Finishing — not winning — is actually the primary goal for many members of PuzzFeed. While Royden and Feldman say that their team is very competitive, the effort of participating in a Mystery Hunt is nothing compared to that of writing and running one. After producing last year’s hunt, many members of PuzzFeed are happy for a break.
By Saturday morning, these altered priorities have led to what Elaina Present ’12 says is unusually low attendance. “I have never seen this before, and this is my fifth hunt with this team,” she says. Erin Rhode ’04, who led the team’s puzzle hunt last year, agrees, saying she’d opted to sleep in that morning: “We’re not trying to win this one,” she emphasizes.
A few buildings away, last year’s winning team is powering through the very effort PuzzFeed wants to avoid — calling various teams with answers, or dressing up as different characters to guide teams through runaround challenges. Producing a hunt is “roughly the same scale as producing a movie — but with a lot smaller budget,” says Iolanthe Chronis ’08, MNG ’10, this year’s Mystery Hunt leader.

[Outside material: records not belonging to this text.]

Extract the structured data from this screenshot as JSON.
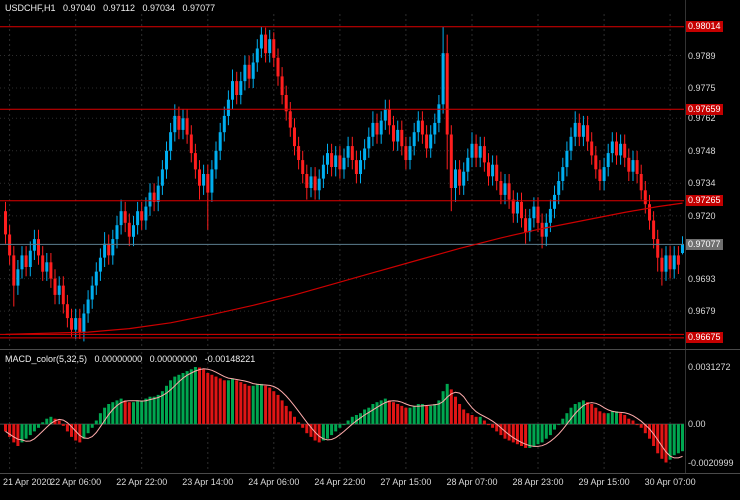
{
  "header": {
    "symbol": "USDCHF,H1",
    "open": "0.97040",
    "high": "0.97112",
    "low": "0.97034",
    "close": "0.97077"
  },
  "colors": {
    "background": "#000000",
    "bull": "#00AEEF",
    "bear": "#FF1E1E",
    "grid": "#2d2d2d",
    "level_line": "#DD0000",
    "level_badge": "#C40000",
    "current_line": "#5B7E8F",
    "current_badge": "#6F6F6F",
    "ma_line": "#CC0000",
    "macd_up": "#00A650",
    "macd_down": "#E01515",
    "macd_signal": "#FFABAB",
    "axis_text": "#D9D9D9"
  },
  "chart_data": {
    "type": "candlestick",
    "symbol": "USDCHF",
    "timeframe": "H1",
    "title": "USDCHF,H1 0.97040 0.97112 0.97034 0.97077",
    "ohlc_current_bar": {
      "open": 0.9704,
      "high": 0.97112,
      "low": 0.97034,
      "close": 0.97077
    },
    "price_axis": {
      "min": 0.9664,
      "max": 0.9806,
      "ticks": [
        0.9789,
        0.9775,
        0.9762,
        0.9748,
        0.9734,
        0.972,
        0.9693,
        0.9679
      ]
    },
    "levels": [
      {
        "value": 0.98014,
        "label": "0.98014"
      },
      {
        "value": 0.97659,
        "label": "0.97659"
      },
      {
        "value": 0.97265,
        "label": "0.97265"
      },
      {
        "value": 0.9669,
        "label": ""
      },
      {
        "value": 0.96675,
        "label": "0.96675"
      }
    ],
    "current_price": {
      "value": 0.97077,
      "label": "0.97077"
    },
    "time_labels": [
      {
        "index": 1,
        "text": "21 Apr 2020"
      },
      {
        "index": 17,
        "text": "22 Apr 06:00"
      },
      {
        "index": 33,
        "text": "22 Apr 22:00"
      },
      {
        "index": 49,
        "text": "23 Apr 14:00"
      },
      {
        "index": 65,
        "text": "24 Apr 06:00"
      },
      {
        "index": 81,
        "text": "24 Apr 22:00"
      },
      {
        "index": 97,
        "text": "27 Apr 15:00"
      },
      {
        "index": 113,
        "text": "28 Apr 07:00"
      },
      {
        "index": 129,
        "text": "28 Apr 23:00"
      },
      {
        "index": 145,
        "text": "29 Apr 15:00"
      },
      {
        "index": 161,
        "text": "30 Apr 07:00"
      }
    ],
    "candles": [
      [
        0.9722,
        0.9726,
        0.9708,
        0.9712
      ],
      [
        0.9712,
        0.9716,
        0.9699,
        0.9703
      ],
      [
        0.9703,
        0.9707,
        0.9681,
        0.969
      ],
      [
        0.969,
        0.9701,
        0.9686,
        0.9697
      ],
      [
        0.9697,
        0.9707,
        0.9693,
        0.9703
      ],
      [
        0.9703,
        0.9707,
        0.9694,
        0.9698
      ],
      [
        0.9698,
        0.9709,
        0.9694,
        0.9705
      ],
      [
        0.9705,
        0.9714,
        0.9701,
        0.971
      ],
      [
        0.971,
        0.9714,
        0.9699,
        0.9703
      ],
      [
        0.9703,
        0.9707,
        0.9692,
        0.9696
      ],
      [
        0.9696,
        0.9704,
        0.9692,
        0.97
      ],
      [
        0.97,
        0.9704,
        0.9689,
        0.9693
      ],
      [
        0.9693,
        0.9697,
        0.9682,
        0.9686
      ],
      [
        0.9686,
        0.9694,
        0.9682,
        0.969
      ],
      [
        0.969,
        0.9694,
        0.9678,
        0.9682
      ],
      [
        0.9682,
        0.9686,
        0.9672,
        0.9676
      ],
      [
        0.9676,
        0.968,
        0.9668,
        0.9671
      ],
      [
        0.9671,
        0.968,
        0.9667,
        0.9676
      ],
      [
        0.9676,
        0.968,
        0.9667,
        0.967
      ],
      [
        0.967,
        0.9682,
        0.9666,
        0.9678
      ],
      [
        0.9678,
        0.9688,
        0.9674,
        0.9684
      ],
      [
        0.9684,
        0.9694,
        0.968,
        0.969
      ],
      [
        0.969,
        0.97,
        0.9686,
        0.9696
      ],
      [
        0.9696,
        0.9706,
        0.9692,
        0.9702
      ],
      [
        0.9702,
        0.9713,
        0.9698,
        0.9708
      ],
      [
        0.9708,
        0.9712,
        0.9699,
        0.9703
      ],
      [
        0.9703,
        0.9714,
        0.9699,
        0.971
      ],
      [
        0.971,
        0.972,
        0.9706,
        0.9716
      ],
      [
        0.9716,
        0.9727,
        0.9712,
        0.9722
      ],
      [
        0.9722,
        0.9726,
        0.9713,
        0.9717
      ],
      [
        0.9717,
        0.9721,
        0.9707,
        0.9711
      ],
      [
        0.9711,
        0.972,
        0.9707,
        0.9716
      ],
      [
        0.9716,
        0.9726,
        0.9712,
        0.9722
      ],
      [
        0.9722,
        0.9726,
        0.9714,
        0.9718
      ],
      [
        0.9718,
        0.9728,
        0.9714,
        0.9724
      ],
      [
        0.9724,
        0.9734,
        0.972,
        0.973
      ],
      [
        0.973,
        0.9734,
        0.9722,
        0.9726
      ],
      [
        0.9726,
        0.9737,
        0.9722,
        0.9733
      ],
      [
        0.9733,
        0.9744,
        0.9729,
        0.974
      ],
      [
        0.974,
        0.9752,
        0.9736,
        0.9748
      ],
      [
        0.9748,
        0.976,
        0.9744,
        0.9756
      ],
      [
        0.9756,
        0.9768,
        0.9752,
        0.9763
      ],
      [
        0.9763,
        0.9767,
        0.9753,
        0.9757
      ],
      [
        0.9757,
        0.9766,
        0.9753,
        0.9762
      ],
      [
        0.9762,
        0.9766,
        0.9751,
        0.9755
      ],
      [
        0.9755,
        0.9759,
        0.9743,
        0.9747
      ],
      [
        0.9747,
        0.9751,
        0.9736,
        0.974
      ],
      [
        0.974,
        0.9744,
        0.9727,
        0.9733
      ],
      [
        0.9733,
        0.9742,
        0.9729,
        0.9738
      ],
      [
        0.9738,
        0.9742,
        0.9714,
        0.973
      ],
      [
        0.973,
        0.9744,
        0.9726,
        0.974
      ],
      [
        0.974,
        0.9752,
        0.9736,
        0.9748
      ],
      [
        0.9748,
        0.976,
        0.9744,
        0.9756
      ],
      [
        0.9756,
        0.9767,
        0.9752,
        0.9763
      ],
      [
        0.9763,
        0.9774,
        0.9759,
        0.977
      ],
      [
        0.977,
        0.9783,
        0.9766,
        0.9778
      ],
      [
        0.9778,
        0.9782,
        0.9768,
        0.9772
      ],
      [
        0.9772,
        0.9782,
        0.9768,
        0.9778
      ],
      [
        0.9778,
        0.9789,
        0.9774,
        0.9785
      ],
      [
        0.9785,
        0.9789,
        0.9775,
        0.9779
      ],
      [
        0.9779,
        0.979,
        0.9775,
        0.9786
      ],
      [
        0.9786,
        0.9796,
        0.9782,
        0.9792
      ],
      [
        0.9792,
        0.98014,
        0.9788,
        0.9798
      ],
      [
        0.9798,
        0.9801,
        0.9786,
        0.979
      ],
      [
        0.979,
        0.98,
        0.9786,
        0.9796
      ],
      [
        0.9796,
        0.9799,
        0.9784,
        0.9788
      ],
      [
        0.9788,
        0.9792,
        0.9776,
        0.978
      ],
      [
        0.978,
        0.9784,
        0.9768,
        0.9772
      ],
      [
        0.9772,
        0.9776,
        0.9761,
        0.9765
      ],
      [
        0.9765,
        0.9769,
        0.9754,
        0.9758
      ],
      [
        0.9758,
        0.9762,
        0.9746,
        0.975
      ],
      [
        0.975,
        0.9754,
        0.974,
        0.9744
      ],
      [
        0.9744,
        0.9748,
        0.9734,
        0.9738
      ],
      [
        0.9738,
        0.9742,
        0.9727,
        0.9732
      ],
      [
        0.9732,
        0.9741,
        0.9728,
        0.9737
      ],
      [
        0.9737,
        0.9741,
        0.9727,
        0.9731
      ],
      [
        0.9731,
        0.974,
        0.9727,
        0.9736
      ],
      [
        0.9736,
        0.9746,
        0.9732,
        0.9742
      ],
      [
        0.9742,
        0.9751,
        0.9738,
        0.9747
      ],
      [
        0.9747,
        0.9751,
        0.9737,
        0.9741
      ],
      [
        0.9741,
        0.975,
        0.9737,
        0.9746
      ],
      [
        0.9746,
        0.975,
        0.9736,
        0.974
      ],
      [
        0.974,
        0.9749,
        0.9736,
        0.9745
      ],
      [
        0.9745,
        0.9754,
        0.9741,
        0.975
      ],
      [
        0.975,
        0.9754,
        0.974,
        0.9744
      ],
      [
        0.9744,
        0.9748,
        0.9734,
        0.9738
      ],
      [
        0.9738,
        0.9748,
        0.9734,
        0.9744
      ],
      [
        0.9744,
        0.9753,
        0.974,
        0.9749
      ],
      [
        0.9749,
        0.9758,
        0.9745,
        0.9754
      ],
      [
        0.9754,
        0.9765,
        0.975,
        0.976
      ],
      [
        0.976,
        0.9764,
        0.9751,
        0.9755
      ],
      [
        0.9755,
        0.9765,
        0.9751,
        0.9761
      ],
      [
        0.9761,
        0.977,
        0.9757,
        0.9766
      ],
      [
        0.9766,
        0.977,
        0.9755,
        0.9759
      ],
      [
        0.9759,
        0.9763,
        0.9748,
        0.9752
      ],
      [
        0.9752,
        0.9761,
        0.9748,
        0.9757
      ],
      [
        0.9757,
        0.9761,
        0.9746,
        0.975
      ],
      [
        0.975,
        0.9754,
        0.974,
        0.9744
      ],
      [
        0.9744,
        0.9754,
        0.974,
        0.975
      ],
      [
        0.975,
        0.976,
        0.9746,
        0.9756
      ],
      [
        0.9756,
        0.9765,
        0.9752,
        0.9761
      ],
      [
        0.9761,
        0.9765,
        0.9751,
        0.9755
      ],
      [
        0.9755,
        0.9759,
        0.9745,
        0.9749
      ],
      [
        0.9749,
        0.9759,
        0.9745,
        0.9755
      ],
      [
        0.9755,
        0.9764,
        0.9751,
        0.976
      ],
      [
        0.976,
        0.9772,
        0.9756,
        0.9768
      ],
      [
        0.9768,
        0.98014,
        0.9764,
        0.979
      ],
      [
        0.979,
        0.9798,
        0.974,
        0.9755
      ],
      [
        0.9755,
        0.9759,
        0.9722,
        0.9732
      ],
      [
        0.9732,
        0.9744,
        0.9726,
        0.974
      ],
      [
        0.974,
        0.9744,
        0.9729,
        0.9733
      ],
      [
        0.9733,
        0.9743,
        0.9729,
        0.9739
      ],
      [
        0.9739,
        0.9749,
        0.9735,
        0.9745
      ],
      [
        0.9745,
        0.9756,
        0.9741,
        0.9751
      ],
      [
        0.9751,
        0.9755,
        0.9741,
        0.9745
      ],
      [
        0.9745,
        0.9754,
        0.9741,
        0.975
      ],
      [
        0.975,
        0.9754,
        0.9739,
        0.9743
      ],
      [
        0.9743,
        0.9747,
        0.9733,
        0.9737
      ],
      [
        0.9737,
        0.9746,
        0.9733,
        0.9742
      ],
      [
        0.9742,
        0.9746,
        0.9731,
        0.9735
      ],
      [
        0.9735,
        0.9739,
        0.9725,
        0.9729
      ],
      [
        0.9729,
        0.9738,
        0.9725,
        0.9734
      ],
      [
        0.9734,
        0.9738,
        0.9723,
        0.9727
      ],
      [
        0.9727,
        0.9731,
        0.9717,
        0.9721
      ],
      [
        0.9721,
        0.973,
        0.9717,
        0.9726
      ],
      [
        0.9726,
        0.973,
        0.9715,
        0.9719
      ],
      [
        0.9719,
        0.9723,
        0.9708,
        0.9713
      ],
      [
        0.9713,
        0.9723,
        0.9709,
        0.9719
      ],
      [
        0.9719,
        0.9728,
        0.9715,
        0.9724
      ],
      [
        0.9724,
        0.9728,
        0.9713,
        0.9717
      ],
      [
        0.9717,
        0.9721,
        0.9706,
        0.9711
      ],
      [
        0.9711,
        0.9721,
        0.9707,
        0.9717
      ],
      [
        0.9717,
        0.9727,
        0.9713,
        0.9723
      ],
      [
        0.9723,
        0.9733,
        0.9719,
        0.9729
      ],
      [
        0.9729,
        0.9739,
        0.9725,
        0.9735
      ],
      [
        0.9735,
        0.9745,
        0.9731,
        0.9741
      ],
      [
        0.9741,
        0.9752,
        0.9737,
        0.9748
      ],
      [
        0.9748,
        0.9758,
        0.9744,
        0.9754
      ],
      [
        0.9754,
        0.9765,
        0.975,
        0.976
      ],
      [
        0.976,
        0.9764,
        0.975,
        0.9754
      ],
      [
        0.9754,
        0.9763,
        0.975,
        0.9759
      ],
      [
        0.9759,
        0.9763,
        0.9748,
        0.9752
      ],
      [
        0.9752,
        0.9756,
        0.9742,
        0.9746
      ],
      [
        0.9746,
        0.975,
        0.9736,
        0.974
      ],
      [
        0.974,
        0.9744,
        0.9731,
        0.9735
      ],
      [
        0.9735,
        0.9745,
        0.9731,
        0.9741
      ],
      [
        0.9741,
        0.9751,
        0.9737,
        0.9747
      ],
      [
        0.9747,
        0.9756,
        0.9743,
        0.9752
      ],
      [
        0.9752,
        0.9756,
        0.9742,
        0.9746
      ],
      [
        0.9746,
        0.9755,
        0.9742,
        0.9751
      ],
      [
        0.9751,
        0.9755,
        0.9741,
        0.9745
      ],
      [
        0.9745,
        0.9749,
        0.9735,
        0.9739
      ],
      [
        0.9739,
        0.9748,
        0.9735,
        0.9744
      ],
      [
        0.9744,
        0.9748,
        0.9734,
        0.9738
      ],
      [
        0.9738,
        0.9742,
        0.9727,
        0.9731
      ],
      [
        0.9731,
        0.9735,
        0.9721,
        0.9725
      ],
      [
        0.9725,
        0.9729,
        0.9714,
        0.9718
      ],
      [
        0.9718,
        0.9722,
        0.9706,
        0.971
      ],
      [
        0.971,
        0.9714,
        0.9696,
        0.9702
      ],
      [
        0.9702,
        0.9706,
        0.969,
        0.9696
      ],
      [
        0.9696,
        0.9707,
        0.9692,
        0.9703
      ],
      [
        0.9703,
        0.9707,
        0.9693,
        0.9697
      ],
      [
        0.9697,
        0.9707,
        0.9693,
        0.9703
      ],
      [
        0.9703,
        0.9707,
        0.9695,
        0.9699
      ],
      [
        0.9704,
        0.97112,
        0.97034,
        0.97077
      ]
    ],
    "ma": [
      [
        0,
        0.9669
      ],
      [
        10,
        0.96695
      ],
      [
        20,
        0.967
      ],
      [
        30,
        0.96715
      ],
      [
        40,
        0.9674
      ],
      [
        50,
        0.96775
      ],
      [
        60,
        0.96815
      ],
      [
        70,
        0.9686
      ],
      [
        80,
        0.9691
      ],
      [
        90,
        0.9696
      ],
      [
        100,
        0.9701
      ],
      [
        110,
        0.9706
      ],
      [
        120,
        0.97105
      ],
      [
        130,
        0.97145
      ],
      [
        140,
        0.9718
      ],
      [
        150,
        0.97215
      ],
      [
        158,
        0.9724
      ],
      [
        164,
        0.97255
      ]
    ],
    "macd": {
      "label": "MACD_color(5,32,5)",
      "value1": "0.00000000",
      "value2": "0.00000000",
      "value3": "-0.00148221",
      "axis": {
        "max": 0.0031272,
        "min": -0.0020999,
        "max_label": "0.0031272",
        "zero_label": "0.00",
        "min_label": "-0.0020999"
      },
      "scale_max": 0.0034,
      "scale_min": -0.0024,
      "histogram": [
        -0.0004,
        -0.0007,
        -0.001,
        -0.0012,
        -0.001,
        -0.0008,
        -0.0006,
        -0.0004,
        -0.0002,
        0.0001,
        0.0003,
        0.0004,
        0.0003,
        0.0002,
        -0.0001,
        -0.0004,
        -0.0007,
        -0.0009,
        -0.001,
        -0.0008,
        -0.0005,
        -0.0002,
        0.0002,
        0.0006,
        0.0009,
        0.0011,
        0.0012,
        0.0013,
        0.0014,
        0.0013,
        0.0012,
        0.0012,
        0.0013,
        0.0013,
        0.0014,
        0.0015,
        0.0015,
        0.0016,
        0.0018,
        0.0021,
        0.0024,
        0.0026,
        0.0027,
        0.0028,
        0.0029,
        0.003,
        0.0031272,
        0.0031,
        0.003,
        0.0028,
        0.0027,
        0.0026,
        0.0025,
        0.0024,
        0.0024,
        0.0025,
        0.0024,
        0.0023,
        0.0022,
        0.0021,
        0.0021,
        0.0022,
        0.0022,
        0.0021,
        0.002,
        0.0018,
        0.0016,
        0.0013,
        0.001,
        0.0007,
        0.0004,
        0.0001,
        -0.0002,
        -0.0005,
        -0.0007,
        -0.0009,
        -0.001,
        -0.0009,
        -0.0008,
        -0.0006,
        -0.0004,
        -0.0002,
        0.0,
        0.0002,
        0.0004,
        0.0005,
        0.0006,
        0.0008,
        0.0009,
        0.0011,
        0.0012,
        0.0013,
        0.0014,
        0.0013,
        0.0012,
        0.0011,
        0.001,
        0.0009,
        0.0009,
        0.001,
        0.0011,
        0.0011,
        0.001,
        0.001,
        0.0011,
        0.0013,
        0.0018,
        0.0022,
        0.0019,
        0.0015,
        0.0011,
        0.0008,
        0.0006,
        0.0005,
        0.0004,
        0.0004,
        0.0002,
        0.0,
        -0.0002,
        -0.0004,
        -0.0006,
        -0.0008,
        -0.0009,
        -0.001,
        -0.0011,
        -0.0012,
        -0.0013,
        -0.0013,
        -0.0012,
        -0.0011,
        -0.001,
        -0.0008,
        -0.0006,
        -0.0003,
        0.0,
        0.0003,
        0.0006,
        0.0009,
        0.0011,
        0.0012,
        0.0013,
        0.0012,
        0.0011,
        0.0009,
        0.0007,
        0.0006,
        0.0006,
        0.0007,
        0.0007,
        0.0006,
        0.0005,
        0.0003,
        0.0002,
        0.0,
        -0.0002,
        -0.0005,
        -0.0008,
        -0.0012,
        -0.0016,
        -0.0019,
        -0.0020999,
        -0.00195,
        -0.0017,
        -0.0016,
        -0.00148221
      ]
    }
  }
}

Every puzzle takes around 30 hours to create, test, and produce; some of Chronis’ teammates have spent up to 40 hours a week for the last year preparing for this weekend.
Every team tries to innovate, Chronis says. Not all teams are as large as PuzzFeed, so Chronis and her team have tried to design a hunt that can engage smaller teams as well. They’ve included a large group of puzzles that are relatively short and simple, and a round of intricate physical puzzles, including coins, dice, and a treasure map. In another novel move, the team will make the online puzzles publicly available after the hunt finishes.
Reaching the final runaround
Back in Building 34, PuzzFeed is rapidly approaching its final puzzles. By early Saturday night, the pace seems to pick up. The puzzles are, if anything, more challenging: “Things get progressively harder as it goes,” says team member James Wiken ’13. But with fewer puzzles remaining, more team members can concentrate on each one. “This is what happens at the end of the hunt,” says Seth Bisen-Hersh ’01, who has been with the team since 2006. “Like dominoes, at this point.”
At 12:28 a.m. on Sunday, after more than 36 hours of dedicated work, PuzzFeed has solved everything needed to advance to a series of tasks known as the “final runaround,” which will ultimately reveal the coin’s location. This year, the final runaround consists of games such as “Family Feud” and “Human Pictionary.”
At 2:50 a.m., PuzzFeed begins the final runaround; at 5:02 a.m., Team “Luck, I Am Your Father” discovers the coin, hidden on the first floor of Building 26. Just over three hours later, at 8:23 a.m., Team PuzzFeed completes the Mystery Hunt, coming in fourth place. While 57 teams are able to solve at least one puzzle, only 11 manage to finish the hunt.
At a wrap-up ceremony on Monday afternoon, Chronis and her team present a few teams with awards; PuzzFeed receives the title of “Most Hilarious.” Chronis then signs off as Mystery Hunt leader: “We had an awesome time — hope you did, too.”
The mantle has been handed over. Next January, Team Luck, I Am Your Father will present the 2016 MIT Mystery Hunt. And Team PuzzFeed, with a new name but many familiar faces, will be ready to compete again.